Appena il 3% degli imprenditori under 35 ha compiuto la duplice transizione, contro la media nazionale del 6%. Ma tra le stesse imprese giovanili (rispetto a quelle non giovanili) è più elevata sia la quota delle imprese che hanno compiuto almeno un passo verso la transizione verde e digitale (imprese GorD 29% vs 26%), sia la quota di quelle che non avendo compiuto passi fino adesso prevedono però di compierli (imprese potentialGD 9% vs 5%).
Le imprese guidate da donne sembrano avere avuto lo stesso passo di quelle dei colleghi uomini nel raggiugere il traguardo della duplice transizione (sono imprese G&D il 6% in entrambi i casi). Ma è più elevata la quota delle imprese femminili che hanno già compiuto almeno un passo (imprese GorD: 29% vs 25%).

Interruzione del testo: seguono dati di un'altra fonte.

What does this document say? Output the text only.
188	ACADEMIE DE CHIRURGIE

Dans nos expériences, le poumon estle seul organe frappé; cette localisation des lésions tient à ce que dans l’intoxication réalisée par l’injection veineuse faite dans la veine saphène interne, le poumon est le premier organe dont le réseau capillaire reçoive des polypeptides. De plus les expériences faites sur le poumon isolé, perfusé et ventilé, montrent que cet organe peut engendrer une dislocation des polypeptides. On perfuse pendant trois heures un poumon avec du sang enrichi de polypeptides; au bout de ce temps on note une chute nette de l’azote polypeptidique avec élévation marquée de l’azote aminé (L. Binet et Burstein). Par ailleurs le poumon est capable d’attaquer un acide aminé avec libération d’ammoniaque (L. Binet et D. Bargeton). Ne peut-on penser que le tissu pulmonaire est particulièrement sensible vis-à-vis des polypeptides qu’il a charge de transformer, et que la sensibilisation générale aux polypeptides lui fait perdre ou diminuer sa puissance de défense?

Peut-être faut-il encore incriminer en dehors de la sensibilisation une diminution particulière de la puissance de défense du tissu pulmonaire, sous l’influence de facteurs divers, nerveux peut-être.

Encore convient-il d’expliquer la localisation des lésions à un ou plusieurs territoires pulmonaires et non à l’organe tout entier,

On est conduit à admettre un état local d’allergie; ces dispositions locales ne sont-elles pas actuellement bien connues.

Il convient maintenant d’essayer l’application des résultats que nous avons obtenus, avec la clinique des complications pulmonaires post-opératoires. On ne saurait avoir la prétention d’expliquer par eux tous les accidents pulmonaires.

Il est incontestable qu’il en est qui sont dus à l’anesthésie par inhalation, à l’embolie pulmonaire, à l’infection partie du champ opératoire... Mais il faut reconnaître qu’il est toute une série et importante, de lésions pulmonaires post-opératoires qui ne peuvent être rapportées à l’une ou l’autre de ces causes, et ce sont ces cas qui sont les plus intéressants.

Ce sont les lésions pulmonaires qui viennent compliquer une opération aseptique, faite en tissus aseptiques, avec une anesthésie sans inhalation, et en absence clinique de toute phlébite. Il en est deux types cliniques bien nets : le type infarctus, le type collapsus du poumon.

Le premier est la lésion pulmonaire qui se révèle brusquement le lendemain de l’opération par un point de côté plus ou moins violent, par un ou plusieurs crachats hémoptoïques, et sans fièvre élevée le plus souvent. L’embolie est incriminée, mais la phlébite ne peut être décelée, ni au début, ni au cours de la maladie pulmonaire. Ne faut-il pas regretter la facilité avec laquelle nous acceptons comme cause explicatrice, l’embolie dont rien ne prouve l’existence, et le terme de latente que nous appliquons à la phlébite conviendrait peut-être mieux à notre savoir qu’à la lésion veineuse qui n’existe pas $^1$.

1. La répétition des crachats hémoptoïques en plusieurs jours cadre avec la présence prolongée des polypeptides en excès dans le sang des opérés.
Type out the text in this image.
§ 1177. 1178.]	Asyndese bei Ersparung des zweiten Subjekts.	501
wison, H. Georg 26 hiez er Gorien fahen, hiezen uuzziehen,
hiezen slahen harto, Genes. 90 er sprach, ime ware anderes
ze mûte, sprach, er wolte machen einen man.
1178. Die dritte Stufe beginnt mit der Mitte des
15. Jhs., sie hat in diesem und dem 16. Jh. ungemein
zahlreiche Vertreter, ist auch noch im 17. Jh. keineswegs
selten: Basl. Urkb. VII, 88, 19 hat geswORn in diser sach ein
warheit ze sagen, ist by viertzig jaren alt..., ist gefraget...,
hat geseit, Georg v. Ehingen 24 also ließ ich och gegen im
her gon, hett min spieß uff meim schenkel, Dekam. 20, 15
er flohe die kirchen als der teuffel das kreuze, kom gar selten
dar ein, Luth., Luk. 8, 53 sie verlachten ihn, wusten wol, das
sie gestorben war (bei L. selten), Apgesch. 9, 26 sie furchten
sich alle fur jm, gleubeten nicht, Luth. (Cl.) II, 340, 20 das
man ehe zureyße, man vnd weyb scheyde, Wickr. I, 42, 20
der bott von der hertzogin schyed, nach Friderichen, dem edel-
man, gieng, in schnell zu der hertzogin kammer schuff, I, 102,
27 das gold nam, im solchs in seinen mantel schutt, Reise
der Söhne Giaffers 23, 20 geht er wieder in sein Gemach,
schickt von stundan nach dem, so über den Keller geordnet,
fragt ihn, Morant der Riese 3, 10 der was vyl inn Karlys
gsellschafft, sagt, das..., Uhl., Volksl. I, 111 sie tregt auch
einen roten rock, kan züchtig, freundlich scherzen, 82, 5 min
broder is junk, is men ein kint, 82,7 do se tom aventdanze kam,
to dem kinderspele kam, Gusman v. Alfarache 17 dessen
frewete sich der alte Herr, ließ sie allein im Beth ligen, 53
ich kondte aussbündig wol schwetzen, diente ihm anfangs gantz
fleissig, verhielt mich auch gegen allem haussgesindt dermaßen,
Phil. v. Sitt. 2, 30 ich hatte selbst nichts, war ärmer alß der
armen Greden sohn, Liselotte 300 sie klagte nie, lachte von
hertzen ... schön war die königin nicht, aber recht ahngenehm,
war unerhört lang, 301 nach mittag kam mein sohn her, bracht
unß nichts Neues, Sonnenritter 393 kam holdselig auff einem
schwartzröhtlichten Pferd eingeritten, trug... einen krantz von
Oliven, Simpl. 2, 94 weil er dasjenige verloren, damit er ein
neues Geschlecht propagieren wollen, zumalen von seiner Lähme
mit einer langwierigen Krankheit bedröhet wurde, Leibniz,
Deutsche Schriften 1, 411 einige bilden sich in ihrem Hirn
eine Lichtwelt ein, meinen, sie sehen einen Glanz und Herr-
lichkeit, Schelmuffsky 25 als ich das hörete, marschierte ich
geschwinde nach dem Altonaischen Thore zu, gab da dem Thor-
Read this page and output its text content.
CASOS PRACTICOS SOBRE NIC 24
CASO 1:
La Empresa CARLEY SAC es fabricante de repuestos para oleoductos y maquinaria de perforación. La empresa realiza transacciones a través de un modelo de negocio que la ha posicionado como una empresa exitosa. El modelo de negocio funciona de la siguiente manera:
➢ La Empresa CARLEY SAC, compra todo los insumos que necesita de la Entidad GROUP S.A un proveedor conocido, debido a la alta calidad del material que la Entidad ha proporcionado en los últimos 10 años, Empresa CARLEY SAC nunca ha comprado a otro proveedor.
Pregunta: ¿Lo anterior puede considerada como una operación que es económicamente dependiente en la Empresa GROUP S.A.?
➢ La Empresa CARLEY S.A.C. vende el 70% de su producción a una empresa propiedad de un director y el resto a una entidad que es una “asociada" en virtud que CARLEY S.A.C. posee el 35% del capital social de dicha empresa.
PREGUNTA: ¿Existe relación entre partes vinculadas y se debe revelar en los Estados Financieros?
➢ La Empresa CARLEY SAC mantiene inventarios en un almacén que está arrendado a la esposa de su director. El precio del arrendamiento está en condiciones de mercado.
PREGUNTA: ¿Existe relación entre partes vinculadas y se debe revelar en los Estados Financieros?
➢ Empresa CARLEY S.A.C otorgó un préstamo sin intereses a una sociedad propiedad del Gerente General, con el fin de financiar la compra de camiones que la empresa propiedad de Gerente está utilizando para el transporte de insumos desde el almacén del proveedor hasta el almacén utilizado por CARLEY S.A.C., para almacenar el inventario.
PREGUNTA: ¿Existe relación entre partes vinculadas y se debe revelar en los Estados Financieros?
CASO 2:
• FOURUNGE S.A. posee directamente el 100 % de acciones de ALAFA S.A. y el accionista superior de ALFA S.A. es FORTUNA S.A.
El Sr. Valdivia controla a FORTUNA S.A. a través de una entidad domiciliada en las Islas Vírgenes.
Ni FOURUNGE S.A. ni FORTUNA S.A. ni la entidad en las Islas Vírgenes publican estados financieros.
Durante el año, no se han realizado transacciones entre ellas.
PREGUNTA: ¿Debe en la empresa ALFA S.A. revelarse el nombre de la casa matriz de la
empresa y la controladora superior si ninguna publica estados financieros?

“Il report – ha evidenziato il presidente Ivo Blandina – si riferisce ad un anno che era ancora pre-pandemia e si poteva considerare un periodo d’oro, cioè il 2018, quindi ben prima che poi si verificasse la pandemia con tutto ciò che determinato in termini di crisi epocale sotto l’aspetto economico e sociale. I risultati analizzati sono comunque preziosi e hanno una loro indubbia valenza perché riguardano un comparto di grande importanza strategica per tutte le città, e per i territori che si affacciano sul mare e che dal mare potrebbero e dovrebbero ricevere ricchezza. L’analisi effettuata ha inteso approfondire un settore di rilievo dell’economia messinese e sono adesso in fase di elaborazione i dati riguardanti gli anni 2019 e 2020. In questo modo avremo una fotografia esatta della situazione, sia nel pre-pandemia che poi nella fase di criticità che a causa dell’emergenza si sta attraversando ancora adesso. Da qui si dovrà iniziare a ragionare sulla prospettiva della blue economy e sull’impatto sul nostro territorio, valutando le idee e trasformandole poi in delle proposte”. Blandina ha rimarcato come “sino a questo momento sia mancata una visione unitaria del settore legata al mare, un obiettivo che la Consulta marittima (il Consolato del Mare) intende perseguire sin dalla sua istituzione, coinvolgendo tutti gli attori istituzionali protagonisti”.
La ripresa economica, come si evidenzia nel report, non può che passare dalla Transizione ecologica e digitale: un ritorno ai livelli produttivi pre-Covid entro il 2022 è previsto dal 61% delle imprese che hanno investito sia in eco-innovazione sia in digitalizzazione (imprese G&D) contro il più ridotto 55% del resto delle altre imprese. Mentre non si è mai ridotta la propria attività produttiva a causa del Covid, per il 13% delle imprese che hanno investito sia in eco-innovazione sia in digitalizzazione contro il 9% delle altre.
La quota di imprese che prevedono un aumento dell’occupazione nel 2021 è maggiore tra quelle che hanno investito nella Duplice transizione rispetto alle altre (imprese G&D: 11% vs 2% nel caso delle altre imprese). A riprova della portata generale del tema, tale effetto positivo si verifica tanto al Centro-Nord (11% vs 3%) quanto al Mezzogiorno (11% vs 2%).
Investire nella sostenibilità ambientale e nella digitalizzazione, inoltre, sembra ridurre le incertezze sul futuro: la quota delle imprese che è incerta sull’andamento futuro della propria attività produttiva è del 17% tra le imprese che hanno investito sia in eco-innovazione che in Industry 4.0 contro il 21% nel caso delle altre imprese.